By default, an Alluxio cluster with one master and one worker will be launched. You can choose to enable high availability for the cluster by selecting Yes in the EnableHA field. If this is selected, 3 masters will be provisioned. Specify the WorkersCount which set the number of Alluxio workers for the cluster.

  • Alluxio Configuration: Specify the S3RootMount which is a valid S3 address that will be mounted to Alluxio root. The current user account must have the read/write/list permissions to this S3 address. Alluxio helps cache frequently used S3 data for data applications.

Specify the AlluxioProperties field to provide additional Alluxio site properties. Alluxio CFT only provides the necessary parameters to create an Alluxio cluster. If you desire to fine-tune Alluxio behavior, specify the desired properties in the format of KEY1=VALUE1,KEY2=VALUE2. The specified key-value pairs will be appended to the alluxio-site.properties file in all nodes inside the Alluxio cluster.

Congratulations!
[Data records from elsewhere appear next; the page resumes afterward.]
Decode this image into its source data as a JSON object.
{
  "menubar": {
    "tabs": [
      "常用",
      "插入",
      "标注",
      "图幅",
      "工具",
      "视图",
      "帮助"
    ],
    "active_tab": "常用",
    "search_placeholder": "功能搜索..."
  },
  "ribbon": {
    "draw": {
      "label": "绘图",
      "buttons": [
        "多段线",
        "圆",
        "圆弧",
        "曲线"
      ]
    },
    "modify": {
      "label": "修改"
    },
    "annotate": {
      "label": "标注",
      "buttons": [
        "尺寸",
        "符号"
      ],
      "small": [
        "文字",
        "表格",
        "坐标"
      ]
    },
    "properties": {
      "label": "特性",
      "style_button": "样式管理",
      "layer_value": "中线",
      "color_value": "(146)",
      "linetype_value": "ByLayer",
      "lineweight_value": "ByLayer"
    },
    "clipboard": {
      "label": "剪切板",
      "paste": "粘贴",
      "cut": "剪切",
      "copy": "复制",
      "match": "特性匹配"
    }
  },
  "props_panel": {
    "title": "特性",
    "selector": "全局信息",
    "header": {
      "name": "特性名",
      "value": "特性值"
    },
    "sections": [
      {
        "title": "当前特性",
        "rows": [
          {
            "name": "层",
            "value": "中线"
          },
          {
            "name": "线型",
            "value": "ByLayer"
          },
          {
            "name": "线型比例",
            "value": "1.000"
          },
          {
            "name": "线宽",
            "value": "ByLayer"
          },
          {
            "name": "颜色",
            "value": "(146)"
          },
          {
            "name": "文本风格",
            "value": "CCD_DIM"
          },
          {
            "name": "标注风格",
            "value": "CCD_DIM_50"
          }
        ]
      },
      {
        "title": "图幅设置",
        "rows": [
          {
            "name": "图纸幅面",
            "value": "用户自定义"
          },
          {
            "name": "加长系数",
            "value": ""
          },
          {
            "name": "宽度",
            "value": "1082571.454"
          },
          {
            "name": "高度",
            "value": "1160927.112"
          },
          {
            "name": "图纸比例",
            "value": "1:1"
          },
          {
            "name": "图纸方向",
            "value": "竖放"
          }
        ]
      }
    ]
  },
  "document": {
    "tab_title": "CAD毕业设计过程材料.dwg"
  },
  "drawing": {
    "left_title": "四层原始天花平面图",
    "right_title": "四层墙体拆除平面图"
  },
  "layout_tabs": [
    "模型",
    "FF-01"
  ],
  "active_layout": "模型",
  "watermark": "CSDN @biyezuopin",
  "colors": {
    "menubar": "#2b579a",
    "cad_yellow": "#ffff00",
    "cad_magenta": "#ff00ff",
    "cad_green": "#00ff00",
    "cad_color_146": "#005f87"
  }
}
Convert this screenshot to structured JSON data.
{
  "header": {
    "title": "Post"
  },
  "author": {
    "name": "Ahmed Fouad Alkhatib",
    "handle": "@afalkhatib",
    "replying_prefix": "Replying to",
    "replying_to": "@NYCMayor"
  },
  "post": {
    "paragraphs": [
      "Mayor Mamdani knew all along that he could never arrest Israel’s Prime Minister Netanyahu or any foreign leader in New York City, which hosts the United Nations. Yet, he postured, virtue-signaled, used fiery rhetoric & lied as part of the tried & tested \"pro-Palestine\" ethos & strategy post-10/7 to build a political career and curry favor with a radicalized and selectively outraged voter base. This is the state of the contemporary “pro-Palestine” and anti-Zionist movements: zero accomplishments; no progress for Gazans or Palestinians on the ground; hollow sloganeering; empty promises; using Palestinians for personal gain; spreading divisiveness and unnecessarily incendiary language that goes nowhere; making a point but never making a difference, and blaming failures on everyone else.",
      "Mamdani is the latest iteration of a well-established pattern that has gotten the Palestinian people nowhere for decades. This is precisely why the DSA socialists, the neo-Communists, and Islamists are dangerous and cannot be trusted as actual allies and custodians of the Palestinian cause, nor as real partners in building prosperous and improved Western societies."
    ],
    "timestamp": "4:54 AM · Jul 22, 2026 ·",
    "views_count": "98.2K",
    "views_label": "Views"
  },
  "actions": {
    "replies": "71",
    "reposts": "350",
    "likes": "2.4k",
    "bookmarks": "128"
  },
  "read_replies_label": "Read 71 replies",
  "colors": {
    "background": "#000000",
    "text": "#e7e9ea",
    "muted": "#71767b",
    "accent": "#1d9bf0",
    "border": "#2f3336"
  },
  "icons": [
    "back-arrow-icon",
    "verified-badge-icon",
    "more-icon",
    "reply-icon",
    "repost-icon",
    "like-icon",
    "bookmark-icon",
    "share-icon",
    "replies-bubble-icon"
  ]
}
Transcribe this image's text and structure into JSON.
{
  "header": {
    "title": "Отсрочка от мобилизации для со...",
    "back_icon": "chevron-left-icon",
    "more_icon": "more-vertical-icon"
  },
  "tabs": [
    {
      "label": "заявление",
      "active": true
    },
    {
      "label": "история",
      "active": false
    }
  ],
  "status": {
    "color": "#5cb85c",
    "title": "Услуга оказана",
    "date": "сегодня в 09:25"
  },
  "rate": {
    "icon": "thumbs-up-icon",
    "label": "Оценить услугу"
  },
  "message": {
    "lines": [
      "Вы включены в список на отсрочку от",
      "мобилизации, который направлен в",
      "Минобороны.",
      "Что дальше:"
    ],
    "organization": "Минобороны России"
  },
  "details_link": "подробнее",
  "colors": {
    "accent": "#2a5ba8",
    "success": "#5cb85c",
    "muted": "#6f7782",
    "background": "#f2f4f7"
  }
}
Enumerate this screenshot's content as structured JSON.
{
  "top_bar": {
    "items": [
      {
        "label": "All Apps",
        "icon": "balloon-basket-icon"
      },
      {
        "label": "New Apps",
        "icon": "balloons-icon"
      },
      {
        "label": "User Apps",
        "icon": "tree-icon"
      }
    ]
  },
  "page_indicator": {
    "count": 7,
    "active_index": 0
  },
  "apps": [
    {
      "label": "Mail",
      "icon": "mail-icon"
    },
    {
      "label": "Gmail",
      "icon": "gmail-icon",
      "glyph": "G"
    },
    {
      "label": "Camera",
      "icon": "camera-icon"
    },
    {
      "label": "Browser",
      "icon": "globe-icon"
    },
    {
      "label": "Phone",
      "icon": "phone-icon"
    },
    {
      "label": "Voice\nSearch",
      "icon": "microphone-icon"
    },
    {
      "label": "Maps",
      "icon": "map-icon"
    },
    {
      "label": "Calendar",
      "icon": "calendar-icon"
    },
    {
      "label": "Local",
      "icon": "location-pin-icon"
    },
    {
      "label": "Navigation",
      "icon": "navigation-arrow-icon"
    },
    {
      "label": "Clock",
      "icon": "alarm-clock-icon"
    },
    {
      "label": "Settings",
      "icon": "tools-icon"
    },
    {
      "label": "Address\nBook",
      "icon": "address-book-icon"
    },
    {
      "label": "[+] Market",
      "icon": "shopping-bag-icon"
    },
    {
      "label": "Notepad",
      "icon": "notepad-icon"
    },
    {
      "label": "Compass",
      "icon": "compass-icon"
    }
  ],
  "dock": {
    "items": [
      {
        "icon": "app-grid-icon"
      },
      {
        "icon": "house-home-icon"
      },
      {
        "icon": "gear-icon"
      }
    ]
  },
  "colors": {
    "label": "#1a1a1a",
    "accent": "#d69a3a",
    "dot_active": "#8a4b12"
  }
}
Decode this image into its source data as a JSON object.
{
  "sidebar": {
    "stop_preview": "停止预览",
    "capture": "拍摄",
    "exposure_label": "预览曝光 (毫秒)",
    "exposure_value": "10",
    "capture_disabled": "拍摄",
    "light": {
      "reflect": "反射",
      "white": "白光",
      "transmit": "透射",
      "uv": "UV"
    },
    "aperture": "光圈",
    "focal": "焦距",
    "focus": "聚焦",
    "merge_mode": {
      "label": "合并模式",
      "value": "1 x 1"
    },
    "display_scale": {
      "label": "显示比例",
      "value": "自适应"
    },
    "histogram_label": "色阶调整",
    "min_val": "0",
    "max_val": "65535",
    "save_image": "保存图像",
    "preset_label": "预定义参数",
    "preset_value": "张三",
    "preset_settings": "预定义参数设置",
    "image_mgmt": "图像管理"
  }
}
All the needed parameters are set, now click the Next button on the bottom right to navigate to the stack options configuration. 


Step 3: Stack options

All the stack options are provided by CloudFormation by default.  These options include adding tags to resources created in the Alluxio cluster stack, choosing the IAM role to limit the permissions available, specifying the stack policy and rollback configuration. For futher inside into those options following the stack options documentation. In the current example, all the options are left for default values. Click the Next button directly.


Step 4: Review and Launch

Finally, review the stack details of your Alluxio cluster. After reviewing the content, press the Create stack to start generating Alluxio cluster. 

Note that just above the final Create stack button there will be a blue box informing you that the Alluxio CloudFormation template requires capabilities to create an IAM role. In order to create the Alluxio cluster, you need to mark the checkbox.

Check the box and click Create stack.

Alluxio cluster is creating now! 

The launched Alluxio cluster stack may take minutes to hours to launch depending on how many nodes this cluster has. The CREATE_COMPLETE status means that the Alluxio cluster is created successfully and is running!


STEP 5: Explore the Alluxio cluster

After the Alluxio cluster is created successfully, we can interact with the cluster now! 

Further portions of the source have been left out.